Michael Rowe

Trying to get better at getting better

AI in health professions education: Moving beyond binary thinking

We’re facing a pivotal moment in HPE where AI is rapidly entering our classrooms, simulation labs, and clinical teaching environments. The discourse around AI integration in health professions education often falls into two simplistic camps: “AI is destroying learning” versus “AI will revolutionise everything.” Neither position serves us well.

The false dichotomy

Saying that AI is bad for learning is like saying humans are bad for learning because some teachers use ineffective methods. This framing misses a fundamental truth: good pedagogy is good pedagogy, regardless of who—or what—facilitates it.

When we dismiss AI categorically, we’re being intellectually lazy.
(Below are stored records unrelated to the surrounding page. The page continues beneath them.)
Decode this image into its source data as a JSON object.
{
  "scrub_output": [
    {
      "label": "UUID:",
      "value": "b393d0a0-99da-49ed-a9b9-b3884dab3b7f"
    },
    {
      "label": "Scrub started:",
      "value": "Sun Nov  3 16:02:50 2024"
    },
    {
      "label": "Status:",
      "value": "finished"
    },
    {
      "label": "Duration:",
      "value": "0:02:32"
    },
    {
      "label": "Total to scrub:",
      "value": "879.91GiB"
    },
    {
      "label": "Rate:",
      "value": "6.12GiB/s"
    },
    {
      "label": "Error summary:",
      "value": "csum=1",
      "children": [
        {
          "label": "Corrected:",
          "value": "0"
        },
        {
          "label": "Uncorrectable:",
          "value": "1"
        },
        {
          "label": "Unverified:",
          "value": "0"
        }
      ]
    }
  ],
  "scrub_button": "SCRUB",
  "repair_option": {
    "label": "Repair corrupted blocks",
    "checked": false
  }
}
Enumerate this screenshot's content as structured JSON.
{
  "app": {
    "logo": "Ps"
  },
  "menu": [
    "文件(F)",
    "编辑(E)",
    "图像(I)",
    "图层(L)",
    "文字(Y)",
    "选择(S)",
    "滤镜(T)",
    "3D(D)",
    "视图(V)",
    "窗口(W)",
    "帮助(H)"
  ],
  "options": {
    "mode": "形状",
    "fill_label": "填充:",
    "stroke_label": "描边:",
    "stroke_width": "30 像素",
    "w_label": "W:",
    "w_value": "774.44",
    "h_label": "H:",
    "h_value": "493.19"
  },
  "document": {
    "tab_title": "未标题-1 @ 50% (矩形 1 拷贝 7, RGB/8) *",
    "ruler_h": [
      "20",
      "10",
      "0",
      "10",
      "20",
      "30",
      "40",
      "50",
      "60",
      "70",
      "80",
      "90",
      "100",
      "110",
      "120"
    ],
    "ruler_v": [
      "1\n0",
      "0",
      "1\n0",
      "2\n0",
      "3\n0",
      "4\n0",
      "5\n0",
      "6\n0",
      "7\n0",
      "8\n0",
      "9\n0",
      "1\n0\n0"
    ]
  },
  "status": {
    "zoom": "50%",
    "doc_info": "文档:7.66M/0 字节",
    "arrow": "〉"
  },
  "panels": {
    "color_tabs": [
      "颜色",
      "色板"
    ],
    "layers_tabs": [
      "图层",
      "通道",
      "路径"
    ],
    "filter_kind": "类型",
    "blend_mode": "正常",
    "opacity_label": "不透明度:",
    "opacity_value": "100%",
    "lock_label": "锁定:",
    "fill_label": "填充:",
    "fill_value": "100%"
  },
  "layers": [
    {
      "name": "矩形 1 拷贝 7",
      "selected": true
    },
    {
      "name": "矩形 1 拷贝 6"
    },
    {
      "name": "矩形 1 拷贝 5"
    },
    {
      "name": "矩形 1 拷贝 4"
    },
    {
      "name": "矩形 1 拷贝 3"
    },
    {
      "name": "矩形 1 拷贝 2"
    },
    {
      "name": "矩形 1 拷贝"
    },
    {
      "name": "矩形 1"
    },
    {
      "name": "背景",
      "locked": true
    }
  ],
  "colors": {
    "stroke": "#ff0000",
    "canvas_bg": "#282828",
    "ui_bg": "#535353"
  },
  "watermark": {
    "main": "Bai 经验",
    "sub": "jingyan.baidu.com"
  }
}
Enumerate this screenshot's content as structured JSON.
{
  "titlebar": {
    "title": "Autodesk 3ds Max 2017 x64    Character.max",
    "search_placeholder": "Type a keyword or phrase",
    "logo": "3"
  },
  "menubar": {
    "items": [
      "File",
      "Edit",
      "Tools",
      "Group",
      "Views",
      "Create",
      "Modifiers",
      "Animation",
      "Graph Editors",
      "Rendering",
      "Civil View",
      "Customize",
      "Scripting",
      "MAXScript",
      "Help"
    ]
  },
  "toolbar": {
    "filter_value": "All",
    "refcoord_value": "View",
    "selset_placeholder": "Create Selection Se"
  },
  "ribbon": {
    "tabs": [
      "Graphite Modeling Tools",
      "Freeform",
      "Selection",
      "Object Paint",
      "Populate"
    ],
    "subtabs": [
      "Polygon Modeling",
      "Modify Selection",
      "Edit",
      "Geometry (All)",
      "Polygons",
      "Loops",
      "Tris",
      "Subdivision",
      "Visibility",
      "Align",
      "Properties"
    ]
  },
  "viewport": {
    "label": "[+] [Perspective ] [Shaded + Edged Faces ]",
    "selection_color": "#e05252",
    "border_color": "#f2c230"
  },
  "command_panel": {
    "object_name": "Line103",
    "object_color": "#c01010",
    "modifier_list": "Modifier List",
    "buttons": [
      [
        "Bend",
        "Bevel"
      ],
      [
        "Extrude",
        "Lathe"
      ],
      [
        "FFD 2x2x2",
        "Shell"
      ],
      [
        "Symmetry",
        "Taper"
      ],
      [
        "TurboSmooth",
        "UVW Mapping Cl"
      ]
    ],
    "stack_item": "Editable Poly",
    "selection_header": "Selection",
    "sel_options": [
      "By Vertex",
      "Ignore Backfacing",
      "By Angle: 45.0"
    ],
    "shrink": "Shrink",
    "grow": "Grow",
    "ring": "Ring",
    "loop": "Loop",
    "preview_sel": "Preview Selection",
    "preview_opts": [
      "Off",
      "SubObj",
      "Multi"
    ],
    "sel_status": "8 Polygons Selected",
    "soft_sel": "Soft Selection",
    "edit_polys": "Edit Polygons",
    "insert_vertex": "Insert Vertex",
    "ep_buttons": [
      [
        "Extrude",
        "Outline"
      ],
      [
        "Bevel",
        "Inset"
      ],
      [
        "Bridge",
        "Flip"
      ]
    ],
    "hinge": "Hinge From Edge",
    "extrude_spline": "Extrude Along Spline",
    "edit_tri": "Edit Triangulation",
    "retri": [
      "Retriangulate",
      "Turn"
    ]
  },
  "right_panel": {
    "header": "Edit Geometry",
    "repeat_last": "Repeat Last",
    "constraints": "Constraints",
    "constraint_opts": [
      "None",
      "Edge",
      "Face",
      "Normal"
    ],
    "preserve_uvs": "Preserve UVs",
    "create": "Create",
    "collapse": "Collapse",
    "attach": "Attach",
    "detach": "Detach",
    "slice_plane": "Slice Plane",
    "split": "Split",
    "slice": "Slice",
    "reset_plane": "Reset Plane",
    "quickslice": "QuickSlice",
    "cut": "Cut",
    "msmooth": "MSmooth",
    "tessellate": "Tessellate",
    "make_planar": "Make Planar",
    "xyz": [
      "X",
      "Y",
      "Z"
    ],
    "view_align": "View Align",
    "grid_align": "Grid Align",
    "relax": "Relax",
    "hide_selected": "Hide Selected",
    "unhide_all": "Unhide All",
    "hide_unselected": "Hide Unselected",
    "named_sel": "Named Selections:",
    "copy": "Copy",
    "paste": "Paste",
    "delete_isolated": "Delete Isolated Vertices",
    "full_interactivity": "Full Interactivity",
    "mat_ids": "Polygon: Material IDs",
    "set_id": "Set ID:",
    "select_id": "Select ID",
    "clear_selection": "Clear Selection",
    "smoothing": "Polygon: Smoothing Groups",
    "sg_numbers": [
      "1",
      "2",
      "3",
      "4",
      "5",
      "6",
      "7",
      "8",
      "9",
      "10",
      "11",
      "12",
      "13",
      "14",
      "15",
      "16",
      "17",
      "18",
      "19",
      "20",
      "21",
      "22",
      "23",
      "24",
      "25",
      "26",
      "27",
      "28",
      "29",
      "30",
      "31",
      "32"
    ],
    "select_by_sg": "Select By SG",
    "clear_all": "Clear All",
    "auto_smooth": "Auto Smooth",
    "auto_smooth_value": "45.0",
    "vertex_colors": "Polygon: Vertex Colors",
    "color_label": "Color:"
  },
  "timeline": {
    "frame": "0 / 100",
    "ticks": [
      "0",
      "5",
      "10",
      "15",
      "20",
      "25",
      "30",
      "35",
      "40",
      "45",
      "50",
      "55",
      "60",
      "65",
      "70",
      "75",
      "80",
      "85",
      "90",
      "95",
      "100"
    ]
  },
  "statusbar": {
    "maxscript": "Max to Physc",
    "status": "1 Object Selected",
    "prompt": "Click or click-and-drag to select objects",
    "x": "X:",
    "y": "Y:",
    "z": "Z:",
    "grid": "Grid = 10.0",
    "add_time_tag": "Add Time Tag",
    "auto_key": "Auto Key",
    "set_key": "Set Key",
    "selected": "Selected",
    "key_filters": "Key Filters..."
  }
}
Instead of examining specific implementations and their alignment with sound educational principles, we’re allowing fear or unfamiliarity to drive our decision-making.

The health professions context

In health professions education, this conversation takes on additional complexity:

  1. Clinical reasoning development: AI tools can provide students with varied case presentations and immediate feedback on diagnostic reasoning, but without proper scaffolding, they might short-circuit the struggle that builds expertise.
  2. Professional identity formation: Learning to be a healthcare professional involves more than knowledge acquisition—it requires role modelling, reflection, and community. How do we ensure AI complements rather than replaces these human elements?
  3. Patient safety: The stakes in health professions education are uniquely high. How do we leverage AI while ensuring students develop the vigilance and responsibility needed for patient care?

Principles for AI Integration in health professions education

Instead of looking for all the ways that AI fails in the education context, let’s instead focus on how it can be implemented effectively:

  • Alignment with learning objectives: AI tools should serve clearly defined educational goals, not be used simply because they’re available.
  • Appropriate scaffolding: As with any teaching method, AI-enhanced learning requires thoughtful scaffolding that gradually transfers responsibility to the learner.
  • Authentic assessment: If we’re concerned about AI enabling shortcuts, we should design assessments that evaluate applied knowledge and skills in authentic contexts.
  • Ethical framework: Students should understand both the capabilities and limitations of AI in healthcare, developing critical perspectives on when and how to use these tools.

Moving forward together

As a community of health professions educators, we have both the responsibility and opportunity to shape AI integration in health professions education. Rather than outsourcing this critical conversation to technologists or administrators, we must actively engage with these tools, evaluate their impacts, and share our findings.

The question isn’t whether AI belongs in health professions education—it’s already here. The real question is how we can harness its potential while preserving the human connection, clinical wisdom, and ethical foundation that define excellence in healthcare.